Introduction Back
In Redux, the whole state of your app is stored in an object tree inside a single store.
The only way to change the state tree is to emit an action, which will describe what happens. Like this:
import { createStore } from 'redux';
/**
* This is a reducer, a pure function with (state, action) => state signature.
* It describes how an action transforms the state into the next state.
*
* The shape of the state is up to you: it can be a primitive, an array, an object,
* or even an Immutable.js data structure. The only important part is that you should
* not mutate the state object, but return a new object if the state changes.
*
* In this example, we use a `switch` statement and strings, but you can use a helper that
* follows a different convention (such as function maps) if it makes sense for your
* project.
*/
function counter(state = 0, action) {
switch (action.type) {
case 'INCREMENT':
return state + 1;
case 'DECREMENT':
return state - 1;
default:
return state;
}
}
/**
* Create a Redux store holding the state of your app.
* Its API is { subscribe, dispatch, getState }.
*/
let store = createStore(counter);
/**
* You can use subscribe() to update the UI in response to state changes.
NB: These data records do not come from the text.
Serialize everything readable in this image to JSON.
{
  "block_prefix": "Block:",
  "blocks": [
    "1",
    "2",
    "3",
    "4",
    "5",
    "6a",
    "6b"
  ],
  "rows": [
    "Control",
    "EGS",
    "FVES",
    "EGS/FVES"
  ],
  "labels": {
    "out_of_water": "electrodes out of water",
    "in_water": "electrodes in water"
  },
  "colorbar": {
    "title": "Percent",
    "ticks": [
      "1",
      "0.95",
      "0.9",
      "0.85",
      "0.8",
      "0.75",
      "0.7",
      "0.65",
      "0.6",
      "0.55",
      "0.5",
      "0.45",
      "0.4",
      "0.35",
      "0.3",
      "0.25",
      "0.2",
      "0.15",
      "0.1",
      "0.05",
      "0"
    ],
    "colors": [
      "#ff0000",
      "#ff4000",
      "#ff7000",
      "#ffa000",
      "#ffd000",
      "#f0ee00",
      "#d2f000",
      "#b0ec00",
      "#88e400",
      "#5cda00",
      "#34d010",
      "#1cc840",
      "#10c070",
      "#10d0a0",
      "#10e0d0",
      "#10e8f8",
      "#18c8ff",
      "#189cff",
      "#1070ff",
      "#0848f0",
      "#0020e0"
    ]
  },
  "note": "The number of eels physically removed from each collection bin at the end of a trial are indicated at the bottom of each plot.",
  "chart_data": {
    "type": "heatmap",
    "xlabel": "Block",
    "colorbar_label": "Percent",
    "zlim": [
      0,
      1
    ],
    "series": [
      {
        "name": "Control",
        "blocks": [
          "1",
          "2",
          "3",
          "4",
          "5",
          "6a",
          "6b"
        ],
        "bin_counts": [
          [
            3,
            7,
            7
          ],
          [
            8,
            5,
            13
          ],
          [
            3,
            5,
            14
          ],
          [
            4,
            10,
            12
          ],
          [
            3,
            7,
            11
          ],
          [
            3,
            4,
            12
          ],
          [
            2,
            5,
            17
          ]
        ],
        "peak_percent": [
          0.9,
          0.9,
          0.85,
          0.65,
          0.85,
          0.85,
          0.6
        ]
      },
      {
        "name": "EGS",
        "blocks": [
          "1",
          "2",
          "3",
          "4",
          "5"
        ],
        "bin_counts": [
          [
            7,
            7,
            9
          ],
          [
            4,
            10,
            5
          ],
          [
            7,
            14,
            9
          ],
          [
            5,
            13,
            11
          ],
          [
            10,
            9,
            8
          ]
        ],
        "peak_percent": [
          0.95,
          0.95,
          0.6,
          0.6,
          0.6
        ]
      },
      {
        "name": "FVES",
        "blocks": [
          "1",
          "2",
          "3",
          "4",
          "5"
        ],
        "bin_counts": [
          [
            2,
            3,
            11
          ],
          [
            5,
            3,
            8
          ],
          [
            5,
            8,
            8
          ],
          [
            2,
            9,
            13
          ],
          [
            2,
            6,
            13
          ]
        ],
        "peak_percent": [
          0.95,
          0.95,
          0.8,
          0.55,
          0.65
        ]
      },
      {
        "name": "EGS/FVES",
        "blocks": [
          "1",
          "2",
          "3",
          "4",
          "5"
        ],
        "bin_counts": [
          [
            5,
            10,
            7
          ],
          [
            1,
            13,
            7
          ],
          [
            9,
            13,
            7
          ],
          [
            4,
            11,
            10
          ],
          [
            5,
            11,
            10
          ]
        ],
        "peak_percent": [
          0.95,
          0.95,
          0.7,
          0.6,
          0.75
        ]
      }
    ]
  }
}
* Normally you'd use a view binding library (e.g. Redux) rather than subscribe() directly.
* However it can also be handy to persist the current state in the localStorage.
*/
store.subscribe(() =>
console.log(store.getState())
);
/**
* The only way to mutate the internal state is to dispatch an action.
* The actions can be serialized, logged or stored and later replayed.
*/
store.dispatch({ type: 'INCREMENT' }); /** => 1 */
store.dispatch({ type: 'INCREMENT' }); /** => 2 */
store.dispatch({ type: 'DECREMENT' }); /** => 1 */
As we can see above, state can be only changed by dispatching an action object to a function, which is called Reducer in Redux.
Three Principles
Redux can be described in three fundamental principles:
- Single source of truth
- The state of your whole application is stored in an object tree within a single store.
- State is read-only
- The only way to change the state is to emit an action, an object describing what happened.
- Changes are made with pure functions
- A pure Reducer is to specify how the state tree is transformed by actions.